Havana, Oct 11 (Prensa Latina) On the International Day of the Girl Child, the Cuban office of the United Nations Children's Fund (Unicef) today promoted the right of girls to learn, dream, grow, succeed and prosper.

The organization, on its official Facebook account, also warned about the negative impact of early marriages, teenage pregnancy, gender violence, domestic and care work, on the educational and labor trajectories of girls, adolescents and young women.

Under the slogan ‘Investing in the rights of girls: our leadership, our welfare’ Unicef in Cuba accompanies the anniversary with initiatives that promote participation, protagonism and access to opportunities and adequate information for girls and adolescents.

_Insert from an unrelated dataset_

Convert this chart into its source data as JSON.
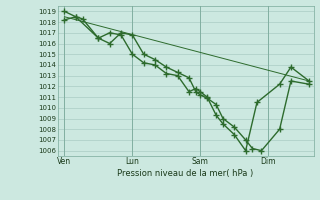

In the Caribbean nation, the comprehensive protection of children and their rights is a priority policy, endorsed in the Constitution of the Republic, the Family Code and the recently approved Policy for the Comprehensive Care of Children, Teenagers and Youth.

All of them are documents that promote social and gender norms to create a more equal and inclusive world for them.

Likewise, with the new reform in the Family Code, the Caribbean nation joins Costa Rica, Ecuador, El Salvador, Guatemala, Honduras, Panama, Trinidad and Tobago, as the only countries in the area that do not allow child marriage, considered by Unicef as a violation of human rights.

However, on the International Day of the Girl Child, the focus is on the red spots that still exist and place the youngest girls in a state of vulnerability, gaps that expose gender inequalities in the XXI century, which undermine their proper and normal development.

The figures speak for themselves. According to the Demographic Yearbook of Cuba 2022 of the National Office of Statistics and Information (ONEI), only in 2022 there were 619 marriages of adolescents under 18, with partners older than them and even with men over 50 years of age, in several cases.

In Cuba, more than 18 percent of births correspond to women under 20 years of age.

Although the country’s demographic dynamics are characterized by a low birth rate, the fertility rate of Cuban women under 18 has increased in the last 15 years, particularly in the eastern provinces.